Investors loan money on a property that has equity established in exchange for a first-trust deed position and title and hazard insurance, securing the property for the investor in the event of a borrower’s failure to repay the loan.

Twelvestone only loans 55 to 65 percent of the future value of the property, Skinner said.

“We only loan 55 percent of the future value of the property to protect the investor,” Skinner said.

While there is some risk involved, investors favor the higher-interest returns these loans afford, making more money than they often make through traditional investments.

Business owners and other property investors at times seek these short-term loans because they can secure money quickly for their investment.

And, borrowers often prefer hard money loans for the ease of accessing capital quickly versus traditional, institutional financing.

In a world where time is money, borrowers often find paying higher interest rates a fair trade-off for getting money quickly to finance their own deals, he sad.


With regard to the investment in and management of an asset that Twelvestone Capital offers investors, Skinner said the firm’s conservative approach in selecting the right properties results in higher yields, or performance, for investors.

“We only buy apartment properties that have a return of 18 percent or better per year,” Skinner said.

Each quarter, the investors receive a check with about a 10-percent distribution of the rents collected, he said.

“Over a 5-year holding period, investors should make between 18 to 23 percent once we sell the property,” Skinner said.

Local appeal

As Twelvestone Capital grows, Skinner has already begun interviewing local people to fill positions in his company. He plans to hire at least four additional people in the next 12 months.

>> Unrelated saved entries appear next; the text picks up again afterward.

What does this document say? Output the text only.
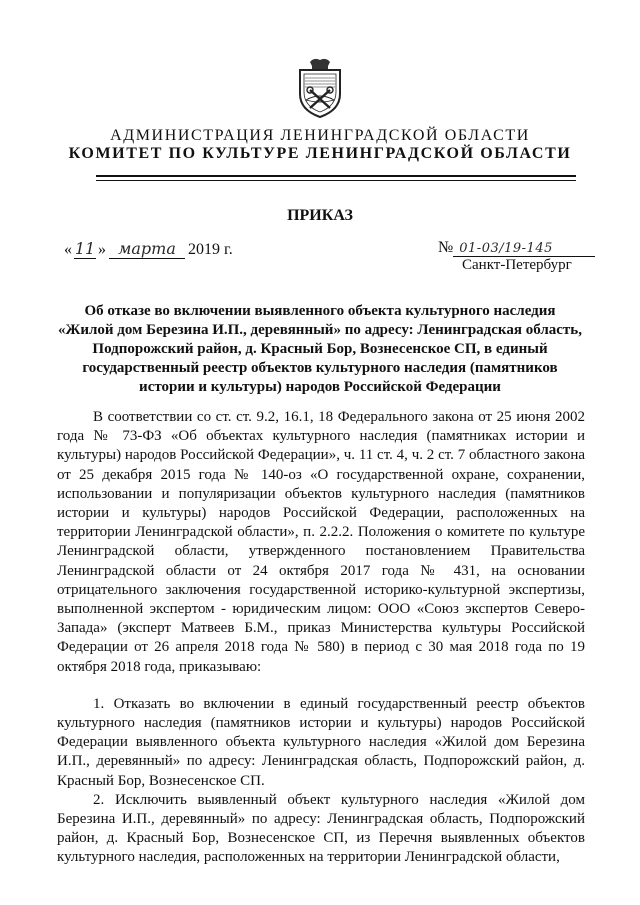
АДМИНИСТРАЦИЯ ЛЕНИНГРАДСКОЙ ОБЛАСТИ
КОМИТЕТ ПО КУЛЬТУРЕ ЛЕНИНГРАДСКОЙ ОБЛАСТИ
ПРИКАЗ
« 11 » марта 2019 г.	№ 01-03/19-145
Санкт-Петербург
Об отказе во включении выявленного объекта культурного наследия «Жилой дом Березина И.П., деревянный» по адресу: Ленинградская область, Подпорожский район, д. Красный Бор, Вознесенское СП, в единый государственный реестр объектов культурного наследия (памятников истории и культуры) народов Российской Федерации

В соответствии со ст. ст. 9.2, 16.1, 18 Федерального закона от 25 июня 2002 года № 73-ФЗ «Об объектах культурного наследия (памятниках истории и культуры) народов Российской Федерации», ч. 11 ст. 4, ч. 2 ст. 7 областного закона от 25 декабря 2015 года № 140-оз «О государственной охране, сохранении, использовании и популяризации объектов культурного наследия (памятников истории и культуры) народов Российской Федерации, расположенных на территории Ленинградской области», п. 2.2.2. Положения о комитете по культуре Ленинградской области, утвержденного постановлением Правительства Ленинградской области от 24 октября 2017 года № 431, на основании отрицательного заключения государственной историко-культурной экспертизы, выполненной экспертом - юридическим лицом: ООО «Союз экспертов Северо-Запада» (эксперт Матвеев Б.М., приказ Министерства культуры Российской Федерации от 26 апреля 2018 года № 580) в период с 30 мая 2018 года по 19 октября 2018 года, приказываю:

1. Отказать во включении в единый государственный реестр объектов культурного наследия (памятников истории и культуры) народов Российской Федерации выявленного объекта культурного наследия «Жилой дом Березина И.П., деревянный» по адресу: Ленинградская область, Подпорожский район, д. Красный Бор, Вознесенское СП.

2. Исключить выявленный объект культурного наследия «Жилой дом Березина И.П., деревянный» по адресу: Ленинградская область, Подпорожский район, д. Красный Бор, Вознесенское СП, из Перечня выявленных объектов культурного наследия, расположенных на территории Ленинградской области,
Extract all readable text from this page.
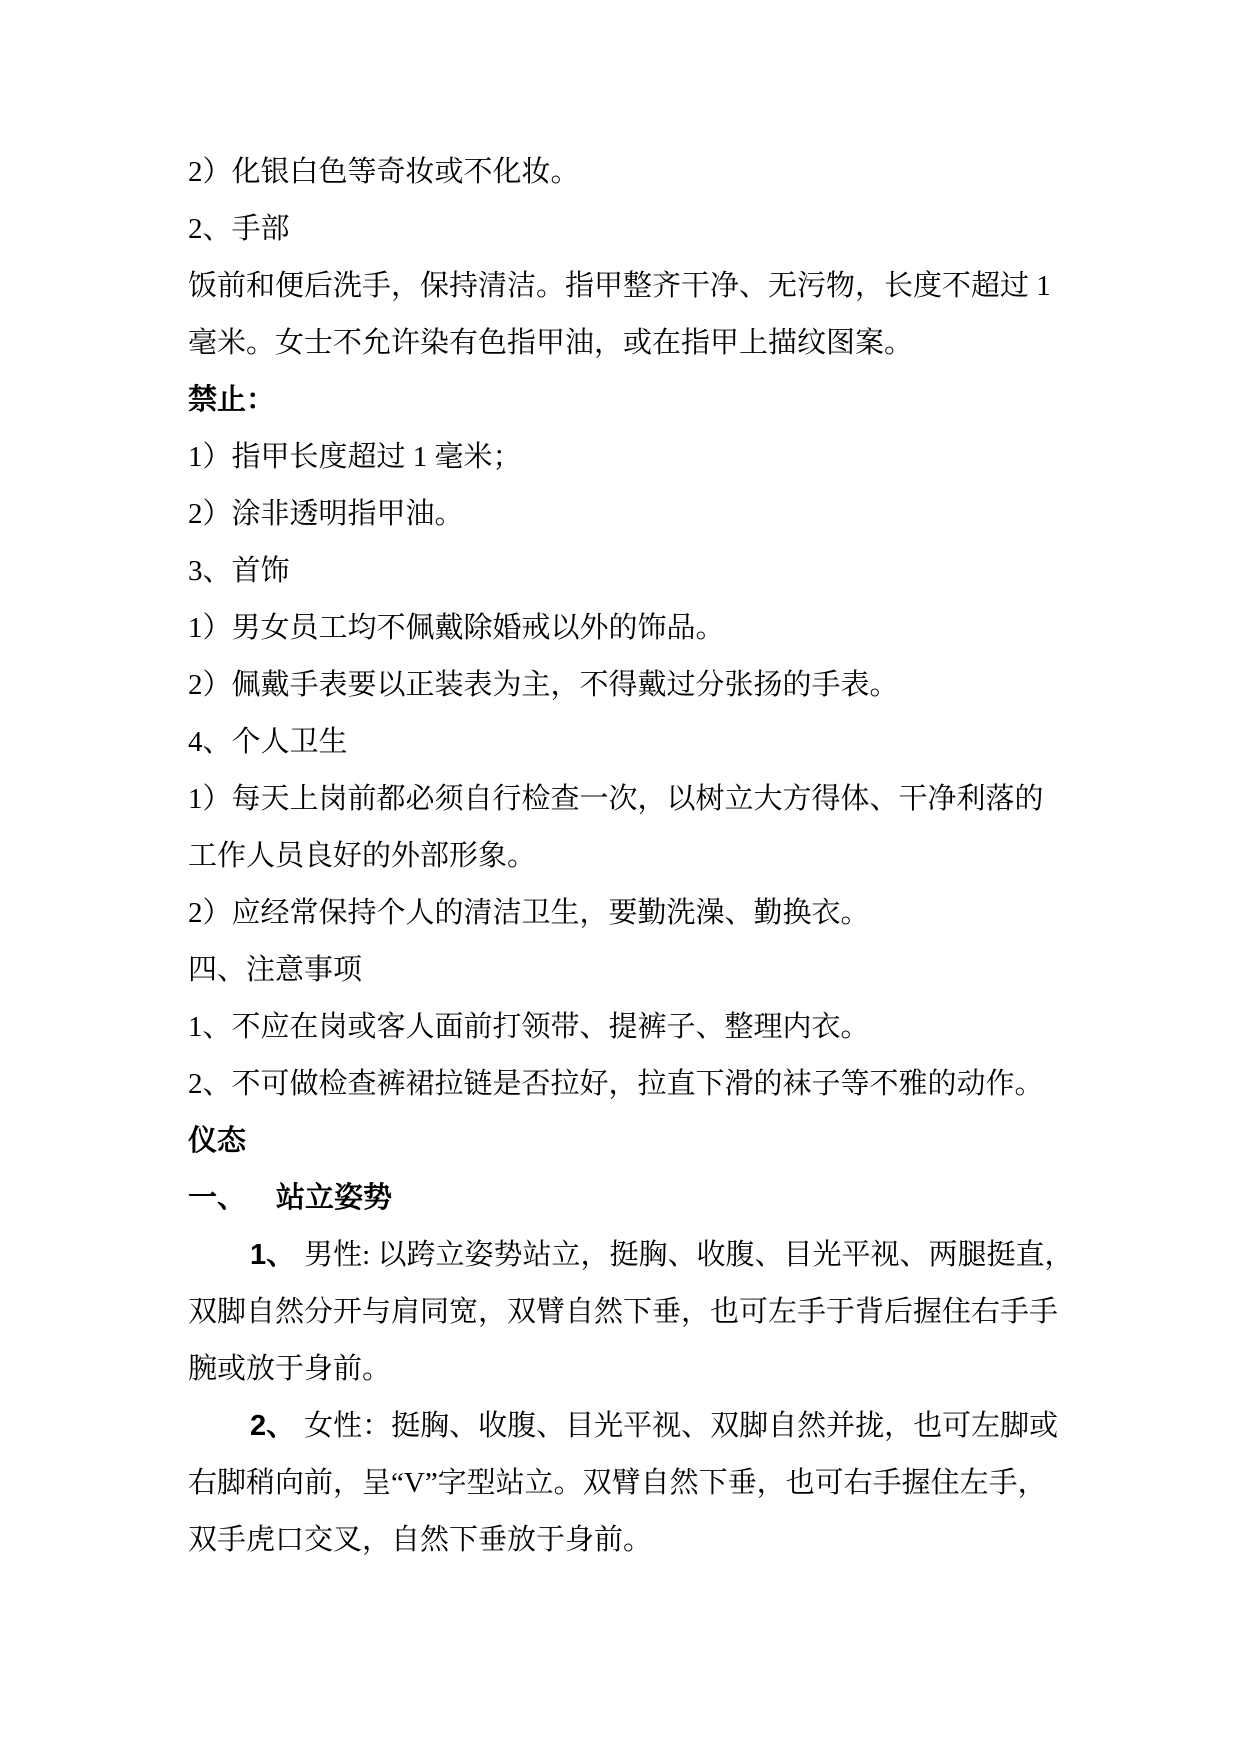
2）化银白色等奇妆或不化妆。
2、手部
饭前和便后洗手，保持清洁。指甲整齐干净、无污物，长度不超过 1
毫米。女士不允许染有色指甲油，或在指甲上描纹图案。
禁止：
1）指甲长度超过 1 毫米；
2）涂非透明指甲油。
3、首饰
1）男女员工均不佩戴除婚戒以外的饰品。
2）佩戴手表要以正装表为主，不得戴过分张扬的手表。
4、个人卫生
1）每天上岗前都必须自行检查一次，以树立大方得体、干净利落的
工作人员良好的外部形象。
2）应经常保持个人的清洁卫生，要勤洗澡、勤换衣。
四、注意事项
1、不应在岗或客人面前打领带、提裤子、整理内衣。
2、不可做检查裤裙拉链是否拉好，拉直下滑的袜子等不雅的动作。
仪态
一、 站立姿势
1、 男性: 以跨立姿势站立，挺胸、收腹、目光平视、两腿挺直，
双脚自然分开与肩同宽，双臂自然下垂，也可左手于背后握住右手手
腕或放于身前。
2、 女性：挺胸、收腹、目光平视、双脚自然并拢，也可左脚或
右脚稍向前，呈“V”字型站立。双臂自然下垂，也可右手握住左手，
双手虎口交叉，自然下垂放于身前。
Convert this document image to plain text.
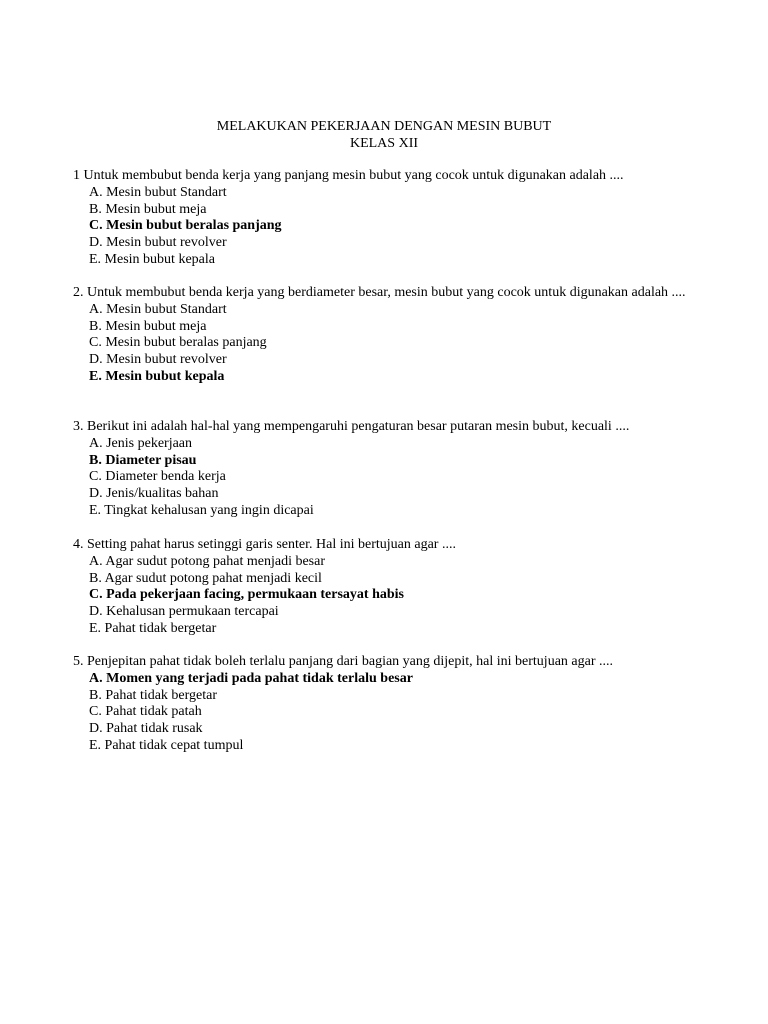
MELAKUKAN PEKERJAAN DENGAN MESIN BUBUT
KELAS XII
1 Untuk membubut benda kerja yang panjang mesin bubut yang cocok untuk digunakan adalah ....
A. Mesin bubut Standart
B. Mesin bubut meja
C. Mesin bubut beralas panjang
D. Mesin bubut revolver
E. Mesin bubut kepala
2. Untuk membubut benda kerja yang berdiameter besar, mesin bubut yang cocok untuk digunakan adalah ....
A. Mesin bubut Standart
B. Mesin bubut meja
C. Mesin bubut beralas panjang
D. Mesin bubut revolver
E. Mesin bubut kepala
3. Berikut ini adalah hal-hal yang mempengaruhi pengaturan besar putaran mesin bubut, kecuali ....
A. Jenis pekerjaan
B. Diameter pisau
C. Diameter benda kerja
D. Jenis/kualitas bahan
E. Tingkat kehalusan yang ingin dicapai
4. Setting pahat harus setinggi garis senter. Hal ini bertujuan agar ....
A. Agar sudut potong pahat menjadi besar
B. Agar sudut potong pahat menjadi kecil
C. Pada pekerjaan facing, permukaan tersayat habis
D. Kehalusan permukaan tercapai
E. Pahat tidak bergetar
5. Penjepitan pahat tidak boleh terlalu panjang dari bagian yang dijepit, hal ini bertujuan agar ....
A. Momen yang terjadi pada pahat tidak terlalu besar
B. Pahat tidak bergetar
C. Pahat tidak patah
D. Pahat tidak rusak
E. Pahat tidak cepat tumpul
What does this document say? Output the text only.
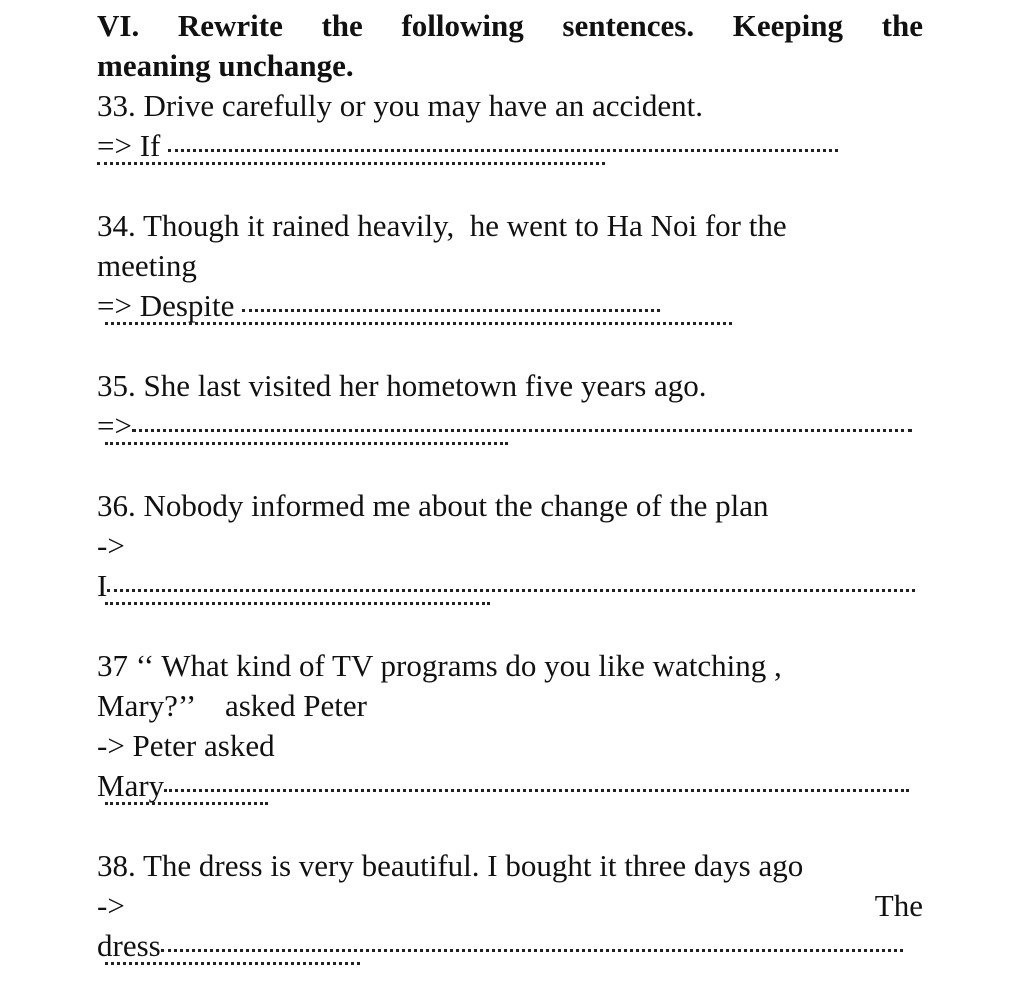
VI. Rewrite the following sentences. Keeping the
meaning unchange.
33. Drive carefully or you may have an accident.
=> If
34. Though it rained heavily,  he went to Ha Noi for the
meeting
=> Despite
35. She last visited her hometown five years ago.
=>
36. Nobody informed me about the change of the plan
->
I
37 ‘‘ What kind of TV programs do you like watching ,
Mary?’’    asked Peter
-> Peter asked
Mary
38. The dress is very beautiful. I bought it three days ago
->	The
dress
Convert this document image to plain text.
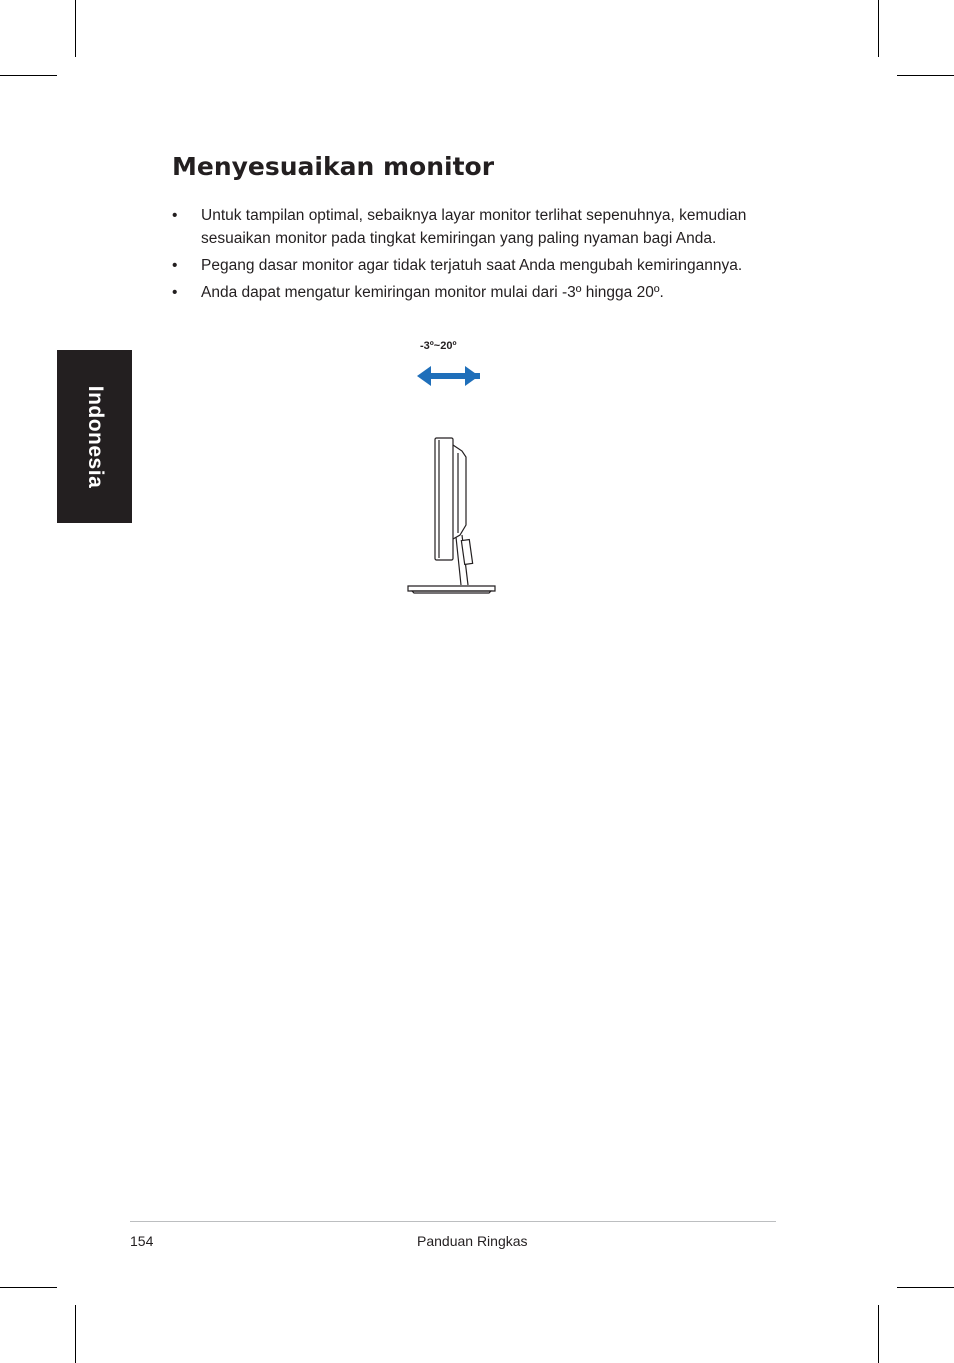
Indonesia
Menyesuaikan monitor
• Untuk tampilan optimal, sebaiknya layar monitor terlihat sepenuhnya, kemudian sesuaikan monitor pada tingkat kemiringan yang paling nyaman bagi Anda.
• Pegang dasar monitor agar tidak terjatuh saat Anda mengubah kemiringannya.
• Anda dapat mengatur kemiringan monitor mulai dari -3º hingga 20º.
-3º~20º
154	Panduan Ringkas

Declaring Santa Clarita as being the “path of progress” in Southern California, Skinner said his firm looks for markets that are attracting businesses and jobs.

And he doesn’t think he will be the only business person from the L.A. market to realize what the local market has to offer once the economy begins to turn around.

“We look for cities that have a plan for growth and improvement,” Skinner said. “Santa Clarita has the kind of environment we want to call home and this is the kind of environment that we want to invest in.

“The business taxes are lower, city taxes are less prohibitive, rent is less expensive, we don’t have to pay to park and the staff at city hall and the building department is helpful and friendly,” he said. “It’s just nice to be doing business in a city that understands what the driving forces of economic growth really are.”